The laws that he is talking about are licensing laws and other laws put in place to protect employees, customers, and neighbourhoods. These laws are not all perfect. But the sharing economy has nothing to replace them beyond magical thinking about “trust” (with little accountability).

How about banding together to protest when a TaskRabbit customer posts a job to do four loads of laundry and it’s actually 10 or 15 loads covered in cat diarrhea? No: if you do that, you’re fired. The company (a partner of Peers.org, natch) also takes steps to prevent its TaskRabbits from meeting because “They don’t want us unionizing”. I’m sorry, what was that about citizens banding together against companies?

The sharing economy is not an alternative to capitalism, it’s the ultimate end point of capitalism in which we are all reduced to temporary labourers and expected to smile about it because we are interested in the experience not the money. Jobs become “extra money” just like women’s jobs used to be “extra money”, and like those jobs they don’t come with things like insurance protection, job security, benefits – none of that old economy stuff. But hey, you’re not an employee, you’re a micro-entrepreneur. And you’re not doing it for the money, you’re doing it for the experience. We just assume you’re making a living some other way.

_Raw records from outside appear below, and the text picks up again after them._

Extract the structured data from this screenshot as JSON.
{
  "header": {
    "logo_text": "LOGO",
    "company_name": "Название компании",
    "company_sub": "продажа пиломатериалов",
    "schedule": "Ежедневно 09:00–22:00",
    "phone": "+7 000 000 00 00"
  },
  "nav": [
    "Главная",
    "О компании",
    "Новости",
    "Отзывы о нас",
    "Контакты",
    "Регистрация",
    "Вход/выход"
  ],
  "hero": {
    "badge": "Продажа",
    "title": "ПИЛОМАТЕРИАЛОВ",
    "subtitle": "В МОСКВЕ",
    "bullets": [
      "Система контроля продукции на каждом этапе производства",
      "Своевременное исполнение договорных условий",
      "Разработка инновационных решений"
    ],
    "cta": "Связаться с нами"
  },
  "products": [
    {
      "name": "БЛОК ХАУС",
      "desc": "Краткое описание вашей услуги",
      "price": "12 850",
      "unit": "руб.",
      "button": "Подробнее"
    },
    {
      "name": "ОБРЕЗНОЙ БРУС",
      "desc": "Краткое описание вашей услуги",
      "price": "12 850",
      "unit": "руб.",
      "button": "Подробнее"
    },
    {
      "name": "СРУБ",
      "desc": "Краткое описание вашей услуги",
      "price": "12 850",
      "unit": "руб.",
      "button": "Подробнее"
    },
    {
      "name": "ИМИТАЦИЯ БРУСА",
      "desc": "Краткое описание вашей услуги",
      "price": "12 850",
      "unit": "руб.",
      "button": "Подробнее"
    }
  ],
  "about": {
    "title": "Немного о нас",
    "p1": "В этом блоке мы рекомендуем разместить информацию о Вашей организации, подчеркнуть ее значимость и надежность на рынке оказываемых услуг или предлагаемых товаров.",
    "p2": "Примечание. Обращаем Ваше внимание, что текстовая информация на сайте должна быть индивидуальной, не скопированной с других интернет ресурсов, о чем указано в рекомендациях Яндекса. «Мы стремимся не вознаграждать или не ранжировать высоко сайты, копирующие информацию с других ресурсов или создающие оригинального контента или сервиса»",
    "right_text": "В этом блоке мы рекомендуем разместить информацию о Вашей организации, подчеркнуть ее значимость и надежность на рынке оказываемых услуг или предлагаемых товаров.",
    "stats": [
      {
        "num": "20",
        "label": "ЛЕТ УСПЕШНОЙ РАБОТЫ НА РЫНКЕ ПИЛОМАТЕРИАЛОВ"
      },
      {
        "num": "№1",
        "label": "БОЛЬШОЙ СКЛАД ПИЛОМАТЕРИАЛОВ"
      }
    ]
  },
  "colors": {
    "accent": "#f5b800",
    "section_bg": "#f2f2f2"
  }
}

The sharing economy is the centralization of global casual labour. Investors invest because individual sharing economy companies have the potential for global reach, collecting a little from each of millions of transactions around the world, and funnelling it to California.

Trashing consumerism appeals to many environmentally-minded, social-justice oriented people. But if you displace taxi drivers and replace them with casual labour, you’re not improving the work/life balance of drivers, you’re making them poorer.”

3 Comments Tom Slee’s critique of Peers.org as ‘astroturf’: on conflating the interests of sharers and sharing companies

  1. AvatarTom Slee

    Thanks for reposting this, and for the Ouishare recollections. I do have a feeling that there is a Euro-North American split, in which community-minded Europeans don’t realize that their partners across the pond are libertarian-minded Americans using similar language. I was at a conference in Manchester called FutureEverything earlier this year, and some open government folks from the Netherlands and the UK were people I felt were looking to build community-focused facilities rather than raise venture capital. Do you think such a split exists? (Exceptions will, of course, be many).

  2. AvatarMichel Bauwens

    The differences will be particulary stark if you live in California, but otherwise, I do believe that the differences between the civic-community and business-venture oriented visions also does exist in Europe. In Europe the latter may be less marked by venture capital but the business logic is there.

    Michel

  3. Avatarbetween the lines

    As someone living in Europe, I think Tom is broadly correct about the Euro v USA split. Look at the discourses on lots of topics – all sorts, from vaccination, fluoridation and autonomous / off-grid lifestyles through to attitudes to Bilderbergers, state control and various conspiracy theories, and you will very often find that beliefs held by left-wing people in Europe are held by ultra-right “libertarians” in the US.

    What this results in, in this era of internet and global communications, is that Europeans and USAmericans frequently get our wires totally tangled because we think we are after the same goals, we are even using similar language, but underneath all that we are actually on diametrically opposed sides!